Using make-up to embrace her heritage and history, Indra’s practice may be lead by feelings, but is underpinned by a deep-rooted desire to feel proud of her identity. “I want to convey pride in my identity that I’ve had to fight to have back. I try to do these things with justice to my heritage because in the past I’ve been ashamed of it,” she says. “I’ve come a long way since then and try to remember the lands that created me because I owe everything to them.” Drawing from traditional patterns from the home of her ancestors, Indonesian and Chinese batik patterns and calligraphy are reinterpreted for a millennial gaze through Indra’s transcription of symbols on her own face.
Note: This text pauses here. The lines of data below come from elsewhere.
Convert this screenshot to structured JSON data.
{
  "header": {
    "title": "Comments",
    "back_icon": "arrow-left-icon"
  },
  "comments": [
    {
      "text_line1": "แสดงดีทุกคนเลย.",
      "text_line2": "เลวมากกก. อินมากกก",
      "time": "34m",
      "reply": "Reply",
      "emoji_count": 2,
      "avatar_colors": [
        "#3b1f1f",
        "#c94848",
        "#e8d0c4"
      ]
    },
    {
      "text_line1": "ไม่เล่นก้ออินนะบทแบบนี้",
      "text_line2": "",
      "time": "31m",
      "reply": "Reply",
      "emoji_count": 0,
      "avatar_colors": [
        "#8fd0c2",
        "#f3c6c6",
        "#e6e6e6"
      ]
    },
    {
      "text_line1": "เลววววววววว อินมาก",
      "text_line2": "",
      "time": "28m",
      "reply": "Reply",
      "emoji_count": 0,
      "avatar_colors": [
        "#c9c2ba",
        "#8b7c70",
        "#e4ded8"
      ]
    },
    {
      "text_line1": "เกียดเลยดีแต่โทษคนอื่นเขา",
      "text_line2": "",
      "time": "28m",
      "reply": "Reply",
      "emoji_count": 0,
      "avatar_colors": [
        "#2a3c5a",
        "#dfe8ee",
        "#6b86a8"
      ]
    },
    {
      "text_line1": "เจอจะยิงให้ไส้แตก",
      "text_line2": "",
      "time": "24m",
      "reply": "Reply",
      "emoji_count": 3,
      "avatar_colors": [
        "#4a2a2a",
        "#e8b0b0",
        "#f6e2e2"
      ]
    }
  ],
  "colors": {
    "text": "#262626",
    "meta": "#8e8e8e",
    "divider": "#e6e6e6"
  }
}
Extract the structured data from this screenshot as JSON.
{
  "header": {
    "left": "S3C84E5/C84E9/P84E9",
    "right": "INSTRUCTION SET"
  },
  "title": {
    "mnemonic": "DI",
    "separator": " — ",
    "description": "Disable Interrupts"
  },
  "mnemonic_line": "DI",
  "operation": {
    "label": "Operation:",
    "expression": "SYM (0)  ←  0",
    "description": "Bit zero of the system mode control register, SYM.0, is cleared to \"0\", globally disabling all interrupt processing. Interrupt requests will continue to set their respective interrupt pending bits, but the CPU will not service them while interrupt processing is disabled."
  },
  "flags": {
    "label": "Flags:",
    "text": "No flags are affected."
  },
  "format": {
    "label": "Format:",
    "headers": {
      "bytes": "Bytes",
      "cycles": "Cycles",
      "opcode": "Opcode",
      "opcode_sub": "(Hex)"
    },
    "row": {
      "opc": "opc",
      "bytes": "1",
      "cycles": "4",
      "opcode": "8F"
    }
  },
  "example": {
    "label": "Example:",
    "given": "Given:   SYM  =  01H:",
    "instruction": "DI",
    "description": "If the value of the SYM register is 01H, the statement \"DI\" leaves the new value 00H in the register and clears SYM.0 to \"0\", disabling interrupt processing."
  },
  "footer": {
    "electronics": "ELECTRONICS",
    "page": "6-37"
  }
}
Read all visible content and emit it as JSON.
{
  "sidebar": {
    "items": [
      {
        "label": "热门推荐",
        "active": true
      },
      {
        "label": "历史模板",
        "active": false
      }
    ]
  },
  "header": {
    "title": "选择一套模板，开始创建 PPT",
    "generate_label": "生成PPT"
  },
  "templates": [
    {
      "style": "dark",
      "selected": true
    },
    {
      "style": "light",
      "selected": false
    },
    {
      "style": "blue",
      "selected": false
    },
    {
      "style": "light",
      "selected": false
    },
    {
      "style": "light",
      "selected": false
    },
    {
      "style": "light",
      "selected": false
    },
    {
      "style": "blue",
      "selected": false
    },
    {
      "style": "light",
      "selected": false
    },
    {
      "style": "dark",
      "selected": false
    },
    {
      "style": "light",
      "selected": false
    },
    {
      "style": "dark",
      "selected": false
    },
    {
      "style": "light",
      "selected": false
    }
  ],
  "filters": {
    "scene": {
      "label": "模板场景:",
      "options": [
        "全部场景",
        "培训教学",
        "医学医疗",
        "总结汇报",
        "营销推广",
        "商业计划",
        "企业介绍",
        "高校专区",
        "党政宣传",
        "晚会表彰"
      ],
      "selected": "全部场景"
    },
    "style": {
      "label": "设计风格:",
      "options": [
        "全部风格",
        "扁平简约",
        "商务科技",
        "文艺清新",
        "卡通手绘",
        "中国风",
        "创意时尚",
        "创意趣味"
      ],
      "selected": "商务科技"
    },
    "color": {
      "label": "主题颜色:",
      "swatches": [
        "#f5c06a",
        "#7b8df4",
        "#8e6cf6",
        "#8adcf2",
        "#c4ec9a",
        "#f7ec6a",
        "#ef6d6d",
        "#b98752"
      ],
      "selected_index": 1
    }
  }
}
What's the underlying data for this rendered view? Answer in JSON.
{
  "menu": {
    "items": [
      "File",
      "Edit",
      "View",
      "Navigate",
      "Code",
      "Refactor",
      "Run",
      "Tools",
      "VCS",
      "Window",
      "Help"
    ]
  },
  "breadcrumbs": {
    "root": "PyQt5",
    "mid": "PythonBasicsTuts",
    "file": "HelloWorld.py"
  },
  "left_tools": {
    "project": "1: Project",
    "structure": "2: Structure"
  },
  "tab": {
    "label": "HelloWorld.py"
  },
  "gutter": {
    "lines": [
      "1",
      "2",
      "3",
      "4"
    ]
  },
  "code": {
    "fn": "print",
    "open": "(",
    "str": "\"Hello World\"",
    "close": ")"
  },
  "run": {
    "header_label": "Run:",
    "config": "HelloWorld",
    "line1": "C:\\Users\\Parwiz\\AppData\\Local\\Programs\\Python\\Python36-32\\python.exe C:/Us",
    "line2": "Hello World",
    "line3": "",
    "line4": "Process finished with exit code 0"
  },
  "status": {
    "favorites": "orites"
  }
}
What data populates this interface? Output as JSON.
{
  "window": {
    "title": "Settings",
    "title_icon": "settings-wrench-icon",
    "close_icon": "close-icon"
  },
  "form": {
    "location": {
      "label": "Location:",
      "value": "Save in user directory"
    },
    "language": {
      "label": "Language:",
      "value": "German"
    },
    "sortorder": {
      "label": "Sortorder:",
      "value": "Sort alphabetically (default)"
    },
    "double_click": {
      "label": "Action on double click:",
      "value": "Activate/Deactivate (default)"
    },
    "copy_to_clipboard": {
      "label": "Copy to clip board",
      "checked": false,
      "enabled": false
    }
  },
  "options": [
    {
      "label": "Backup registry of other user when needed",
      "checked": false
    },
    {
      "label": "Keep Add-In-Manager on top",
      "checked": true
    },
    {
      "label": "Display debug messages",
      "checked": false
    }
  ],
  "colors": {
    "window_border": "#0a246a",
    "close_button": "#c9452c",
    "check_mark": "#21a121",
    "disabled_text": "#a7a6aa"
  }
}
Despite her 12,500 strong following, Indra is currently on a social media break. “I am taking time and space from the industry, and from Instagram, to evaluate my relationship to beauty.” Using the break to reconcile notions of beauty as power, and as a means to reclaim our bodies within her own mind, Indra tells me that she feels her relationship to beauty is very ‘fraught’, and that she hopes to unpack the industry’s more problematic underbelly before diving back into her practice. “Even if we’ve broken down the most basic or simple confines of beauty like using lipstick as eyeshadow, there’s so much to unlearn still, like fatphobia and colourism.” Indra continues, “those issues are hard to tackle when our ideas of beauty are so warped. Alternative beauty can still be problematic because even if it preaches unconventionality, it still prefers thin and lighter skinned people, it’s not breaking any barriers.”
For Indra, taking her artistry away from social media and back onto the faces of herself and her friends in the real world symbolises taking back control and autonomy over her own image. “Truly, my make-up is not really for anyone’s eyes; but a means for me to have control over my body.” She finishes, “It feels like an escape from what’s expected of me. When the pressure of what’s expected of me is thrown at me from all directions, my reflection is a relief.”